Ecco allora che il libro tradotto e riproposto da Quodlibet potrà essere un altro di quei testi che i “New Ancients” italiani potranno tenere sotto braccio e su cui riaprire conversazioni che tornano di moda, in un certo senso con sollievo, ma con l’aspettativa che la resistenza del formalismo e dell’assoluto disciplinare così come concepito da Eisenman abbia compiuto una propria maturazione e che si possano compiere ulteriori salti concettuali. Tra questi, per esempio, la rimessa in campo dello studio della città da parte dei sostenitori dell’autonomia dell’architettura. Gli sforzi intellettuali proposti in Inside Out, infatti, lasciano un vuoto in questo senso e, anzi, sembrano amplificare la distanza tra le discipline dell’urbanistica e dell’architettura. La parola città è quasi del tutto assente nei 19 capitoli – se non nell’introduzione al libro di Rossi – e, quando emergono, le questioni urbanistiche vengono subito reindirizzate all’interno del dibattito architettonico.
L’introduzione alla versione americana dell’Architettura della Città, undicesimo capitolo del libro, raggira di nuovo l’ostacolo. È perché, in quel momento, la preoccupazione tutta rivolta ad annullare la resistenza interna all’architettura ad abbandonare la propria propensione di rappresentare riferimenti esterni, non lasciava spazio ad un dibattito esplicito sulla città?

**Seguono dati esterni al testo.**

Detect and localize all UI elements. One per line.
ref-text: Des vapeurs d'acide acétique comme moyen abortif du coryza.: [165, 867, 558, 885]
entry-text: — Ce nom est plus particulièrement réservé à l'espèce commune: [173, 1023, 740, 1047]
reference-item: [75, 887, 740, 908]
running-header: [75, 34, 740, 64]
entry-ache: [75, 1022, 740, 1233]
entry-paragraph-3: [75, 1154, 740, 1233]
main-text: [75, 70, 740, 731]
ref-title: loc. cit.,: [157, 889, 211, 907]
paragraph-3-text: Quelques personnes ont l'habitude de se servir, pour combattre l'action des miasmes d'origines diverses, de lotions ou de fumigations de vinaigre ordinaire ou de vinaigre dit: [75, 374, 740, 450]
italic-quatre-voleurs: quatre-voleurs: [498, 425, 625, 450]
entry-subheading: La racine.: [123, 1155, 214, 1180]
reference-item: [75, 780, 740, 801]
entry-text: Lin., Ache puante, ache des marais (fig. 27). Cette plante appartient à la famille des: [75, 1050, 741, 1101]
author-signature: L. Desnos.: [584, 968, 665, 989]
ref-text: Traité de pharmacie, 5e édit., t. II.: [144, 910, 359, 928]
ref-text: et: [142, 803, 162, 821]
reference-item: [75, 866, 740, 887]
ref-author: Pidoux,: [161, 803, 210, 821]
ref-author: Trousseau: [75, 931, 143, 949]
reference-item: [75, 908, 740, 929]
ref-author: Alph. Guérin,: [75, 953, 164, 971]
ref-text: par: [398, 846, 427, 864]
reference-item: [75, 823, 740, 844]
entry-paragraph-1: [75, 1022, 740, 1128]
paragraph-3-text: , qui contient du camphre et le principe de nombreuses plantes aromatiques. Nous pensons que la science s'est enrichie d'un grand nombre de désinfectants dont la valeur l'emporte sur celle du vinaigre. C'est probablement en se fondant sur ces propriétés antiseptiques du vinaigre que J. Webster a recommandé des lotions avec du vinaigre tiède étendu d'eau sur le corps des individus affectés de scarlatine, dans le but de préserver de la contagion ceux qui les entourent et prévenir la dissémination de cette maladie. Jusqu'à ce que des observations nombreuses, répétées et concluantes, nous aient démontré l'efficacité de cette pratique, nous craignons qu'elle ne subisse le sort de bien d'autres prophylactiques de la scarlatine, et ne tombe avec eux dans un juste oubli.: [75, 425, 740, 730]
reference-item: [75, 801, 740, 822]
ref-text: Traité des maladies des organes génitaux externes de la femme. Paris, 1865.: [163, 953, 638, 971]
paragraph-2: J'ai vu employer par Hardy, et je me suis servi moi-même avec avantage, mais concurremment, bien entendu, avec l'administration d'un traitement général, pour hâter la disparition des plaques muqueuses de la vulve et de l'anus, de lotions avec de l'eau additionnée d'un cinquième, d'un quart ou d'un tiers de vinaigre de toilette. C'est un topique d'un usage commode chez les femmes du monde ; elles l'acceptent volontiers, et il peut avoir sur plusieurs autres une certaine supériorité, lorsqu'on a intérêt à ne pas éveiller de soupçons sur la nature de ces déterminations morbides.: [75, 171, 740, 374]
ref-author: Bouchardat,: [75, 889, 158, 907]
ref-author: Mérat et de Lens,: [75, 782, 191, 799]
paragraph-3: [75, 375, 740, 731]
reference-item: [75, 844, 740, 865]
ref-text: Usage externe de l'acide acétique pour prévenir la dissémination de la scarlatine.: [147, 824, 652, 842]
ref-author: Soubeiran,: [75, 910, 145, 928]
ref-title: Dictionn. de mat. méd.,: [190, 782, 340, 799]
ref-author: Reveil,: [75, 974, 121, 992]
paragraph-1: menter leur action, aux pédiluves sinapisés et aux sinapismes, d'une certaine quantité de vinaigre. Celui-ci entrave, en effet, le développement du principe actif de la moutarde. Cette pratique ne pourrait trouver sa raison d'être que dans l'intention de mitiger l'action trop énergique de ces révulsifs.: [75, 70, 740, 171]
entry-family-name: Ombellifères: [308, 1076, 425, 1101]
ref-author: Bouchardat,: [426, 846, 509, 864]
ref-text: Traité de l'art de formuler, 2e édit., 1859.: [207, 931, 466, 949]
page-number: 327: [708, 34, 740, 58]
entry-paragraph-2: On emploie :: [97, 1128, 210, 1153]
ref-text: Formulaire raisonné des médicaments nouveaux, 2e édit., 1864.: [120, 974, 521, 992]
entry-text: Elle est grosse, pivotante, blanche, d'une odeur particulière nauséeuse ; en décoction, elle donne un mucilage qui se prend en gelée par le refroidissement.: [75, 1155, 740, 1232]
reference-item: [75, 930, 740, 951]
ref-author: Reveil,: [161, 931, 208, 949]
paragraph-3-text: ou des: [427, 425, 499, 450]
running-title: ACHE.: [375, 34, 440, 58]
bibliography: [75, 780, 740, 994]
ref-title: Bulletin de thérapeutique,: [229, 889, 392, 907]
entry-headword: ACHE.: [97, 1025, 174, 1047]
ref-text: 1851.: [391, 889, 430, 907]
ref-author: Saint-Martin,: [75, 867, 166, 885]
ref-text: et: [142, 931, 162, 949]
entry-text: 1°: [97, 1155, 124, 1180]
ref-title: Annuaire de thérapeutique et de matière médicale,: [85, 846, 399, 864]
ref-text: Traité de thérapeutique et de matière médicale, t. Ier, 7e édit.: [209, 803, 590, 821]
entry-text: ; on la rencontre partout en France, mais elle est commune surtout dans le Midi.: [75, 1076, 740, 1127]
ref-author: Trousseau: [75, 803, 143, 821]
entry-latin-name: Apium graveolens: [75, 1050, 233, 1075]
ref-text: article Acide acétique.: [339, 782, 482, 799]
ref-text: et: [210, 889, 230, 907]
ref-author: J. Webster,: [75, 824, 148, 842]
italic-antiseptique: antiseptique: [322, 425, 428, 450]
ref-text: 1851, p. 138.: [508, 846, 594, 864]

Oppure è più corretto dire che la questione della città in Eisenman è anch’essa interpretata attraverso le stesse tattiche di dislocazione testuale proposte per la ridefinizione dell’architettura? Il passo è da fare per una riconciliazione tra la teoria della forma autonoma e la città reale che, sia pure definita come artefatto formale autonomo e di per sé intelligente nella propria adattabilità, è una struttura ancora più resistente – rispetto all’oggetto architettonico – ad annullare il proprio rapporto con gli avvenimenti economici e politici che la coinvolgono.